2. A douta decisão da matéria de facto traduz com rigor a prova produzida, tendo ainda o Tribunal a quo feito corretamente a apreciação da matéria de facto e a determinação e interpretação das normas jurídicas aplicáveis.
3. A Recorrente não tem razão quando alega que a Sentença recorrida não deu como assente que a Ré procedeu à consignação em depósito, a favor da Autora, da quantia de € 889,61, junto da Caixa Geral de Depósitos, em 25/09/2020, pois tal facto foi dado como assente e provado no n.º 28 dos Factos Provados.
4. Este facto foi dado como provado em resultado da análise e consideração do teor da guia de depósito de renda de fls. 79 dos autos, correspondente ao Doc. 3 da Contestação (Ref.ª: : 36625166), da qual se extrai que a Ré depositou a favor da Autora, na Caixa Geral de Depósitos, em 25/09/2020, rendas no valor mensal de € 4,39, vencidas até Setembro de 2020, no total de € 889,61.
5. A guia de depósito de renda de fls. 79 é a mesma guia de depósito de renda que a Ré voltou a juntar aos autos por requerimento de 10/04/2023 (Ref.ª: 35629507), a qual foi admitida por despacho do Tribunal a quo constante da ata da audiência de julgamento de 08/11/2023 e consta de fls. 565-B dos autos.
6. Este facto não é essencial no contexto do presente litígio, pois o valor da renda mensal é de € 1.496,59 e não de € 4,39 - como resulta da Sentença recorrida -, pelo que o mesmo nunca teria a virtude de acarretar a sanação da mora em que a Ré incorreu quanto ao pagamento das rendas devidas à Recorrida.
7. Um dos pressupostos alegados pela Recorrida para que fosse decretada a resolução do Contrato de Arrendamento em causa foi a falta de pagamento de renda. Como há divergência entre as partes acerca do valor da renda mensal devida, o Tribunal a quo começou, e bem, por apurar qual o valor da renda devida.
8. Não há dúvida de que o locado foi construído na modalidade de construção de prédios de rendimento – a casa de renda limitada – definido pelo Decreto-Lei n.º 36212, de 7 de Abril de 1974, tendo ficado sujeito ao regime de renda limitada (vd. Facto 33º dos Factos Provados).
9. O citado Decreto-Lei n.º 36212 (DL n.º 36212) veio definir uma nova modalidade de construção de prédios de rendimento, baseada na prévia fixação da renda total máxima a cobrar pelos andares destinados a habitação.

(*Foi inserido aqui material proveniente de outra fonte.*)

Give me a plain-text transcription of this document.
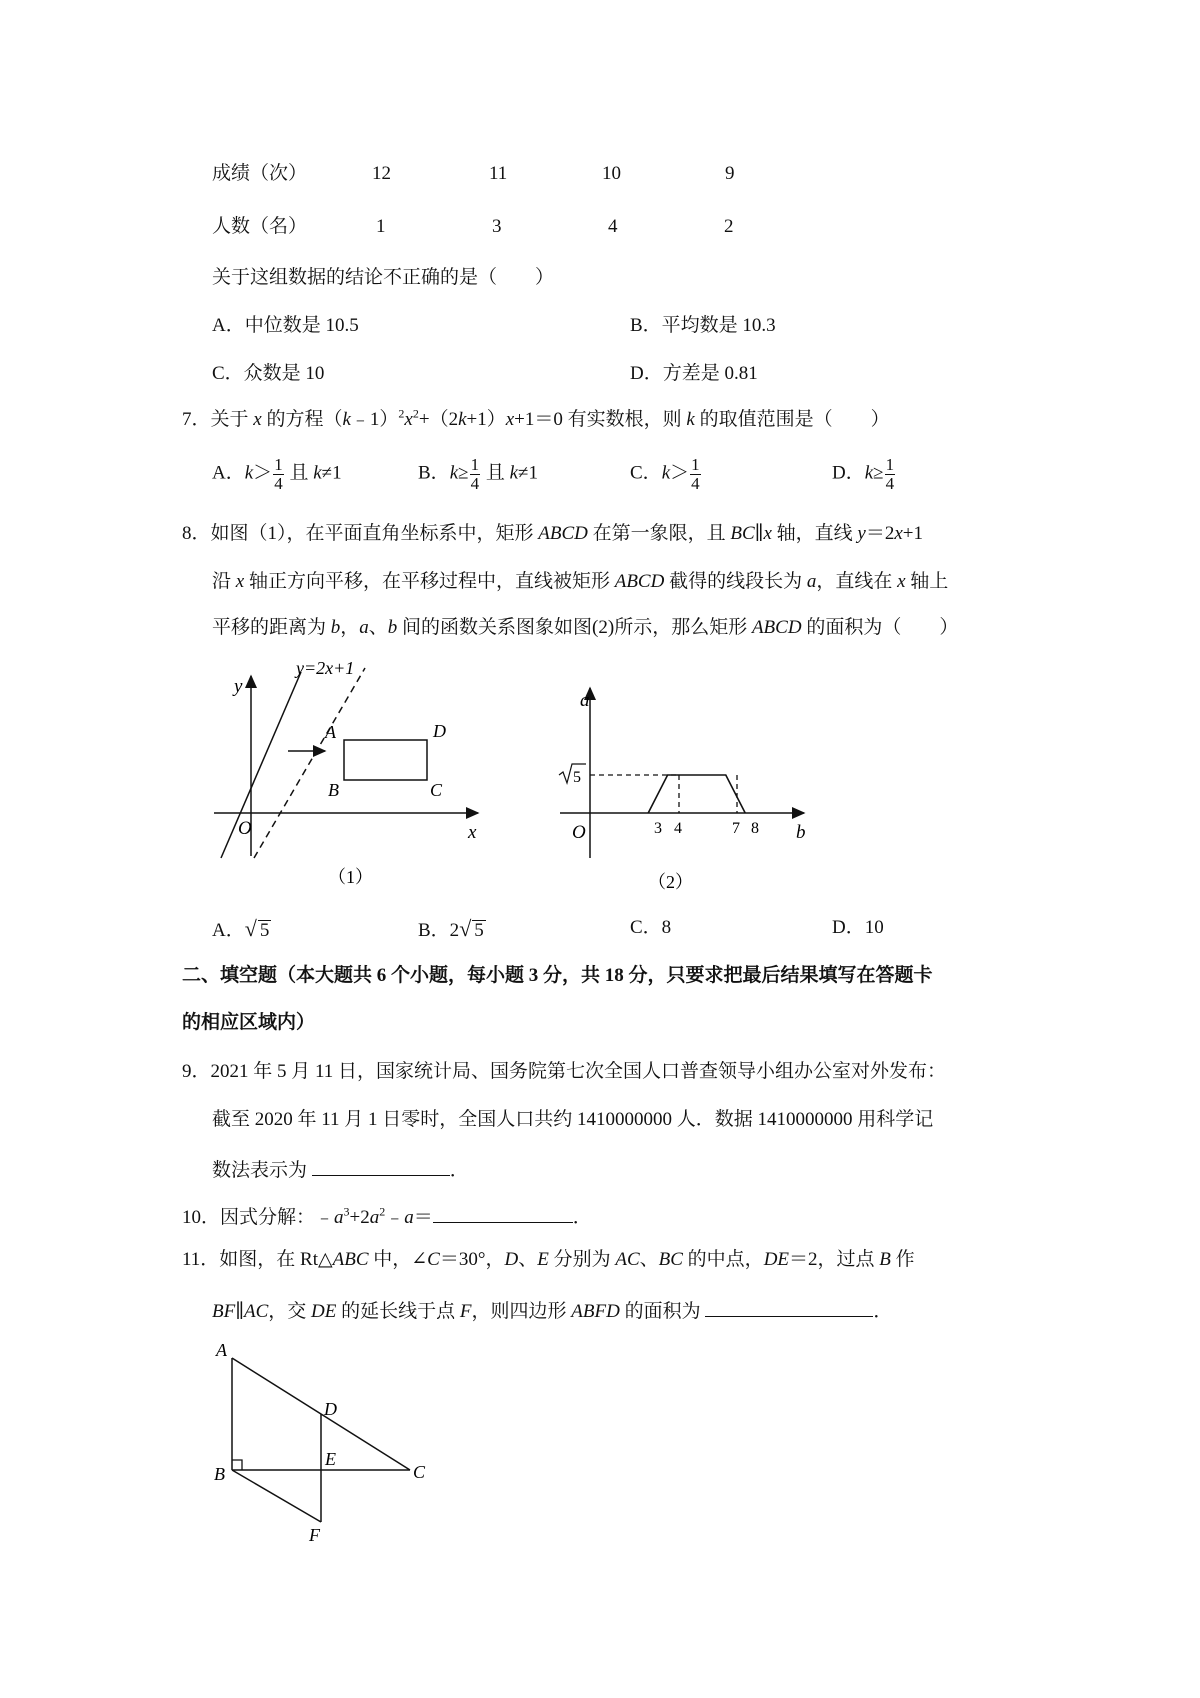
成绩（次）	12	11	10	9
人数（名）	1	3	4	2
关于这组数据的结论不正确的是（　　）
A．中位数是 10.5	B．平均数是 10.3
C．众数是 10	D．方差是 0.81
7．关于 x 的方程$(k﹣1)^2x^2+(2k+1)x+1=0$ 有实数根，则 k 的取值范围是（　　）
A．$k> \frac{1}{4}$ 且 k≠1	B．$k\ge \frac{1}{4}$ 且 k≠1	C．$k> \frac{1}{4}$	D．$k\ge \frac{1}{4}$
8．如图（1），在平面直角坐标系中，矩形 ABCD 在第一象限，且 BC∥x 轴，直线 y＝2x+1
沿 x 轴正方向平移，在平移过程中，直线被矩形 ABCD 截得的线段长为 a，直线在 x 轴上
平移的距离为 b，a、b 间的函数关系图象如图(2)所示，那么矩形 ABCD 的面积为（　　）
y=2x+1
y
x
O
A
B	C
D
（1）
a
b
O
5
3 4	7 8
（2）
A．√ 5	B．2√ 5	C．8	D．10
二、填空题（本大题共 6 个小题，每小题 3 分，共 18 分，只要求把最后结果填写在答题卡
的相应区域内）
9．2021 年 5 月 11 日，国家统计局、国务院第七次全国人口普查领导小组办公室对外发布：
截至 2020 年 11 月 1 日零时，全国人口共约 1410000000 人．数据 1410000000 用科学记
数法表示为	．
10．因式分解：$﹣a^3+2a^2﹣a=$	．
11．如图，在 Rt△ABC 中，∠C＝30°，D、E 分别为 AC、BC 的中点，DE＝2，过点 B 作
BF∥AC，交 DE 的延长线于点 F，则四边形 ABFD 的面积为	．
A
B	C
D
E
F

10. Com esta modalidade pretendia-se conceder incentivos à indústria da construção civil para a edificação de casas económicas de renda económica.
11. Este regime de incentivo à construção de casas de renda limitada tinha uma duração de 10 anos, de acordo com o estabelecido no artigo 1º do dito DL n.º 36212 (casas construídas até 31 de Dezembro de 1957).
12. Este prazo para construção de casas no regime de renda limitada, a que se refere o DL n.º 36212, de 7 de Abril, foi prorrogado por mais 10 anos (até 31 de Dezembro de 1967), pelo Decreto-Lei n.º 41532, de 18 de Fevereiro de 1958.
13. Decorridos os 10 anos fixados pelo mencionado Decreto-Lei n.º 41532, o prazo de vigência do regime especial de incentivo à construção de casas de renda limitada, definido pelos Decretos-Leis n.ºs 36212, de 7 de Abril de 1947, e 41532, de 18 de Fevereiro de 1958, não voltou a ser prorrogado, tendo cessado pelo decurso do seu prazo de vigência.
14. O regime aprovado pelos Decretos-Leis n.ºs 36212, de 7 de Abril de 1947, e 41532, de 18 de Fevereiro de 1958, era totalmente omisso quanto ao prazo de duração do ónus da renda limitada.
15. O Decreto-Lei n.º 608/73, de 14 de Novembro, veio repor em funcionamento o regime especial de casas de renda limitada definido pelos Decretos-Leis n.º 36212, de 4 de Abril de 1947, e 41532, de 18 de Fevereiro de 1958, mas com alterações, inovações e correções.
16. Por força do disposto no artigo 1º do Decreto-Lei n.º 608/73, as casas de renda limitada passaram a ficar sujeitas ao regime estabelecido no referido diploma e o ónus da renda limitada que incidia sobre as referidas casas passou a ser limitado no tempo (30 anos contados da data da licença de habitação).
17. De acordo com a letra da referida norma, tendo em conta o objetivo que pretendeu atingir e o conjunto do sistema jurídico em que ela se integrou, ficaram sujeitos àquele prazo de caducidade do ónus da renda limitada, todas as casas construídas na modalidade de casas de renda limitada.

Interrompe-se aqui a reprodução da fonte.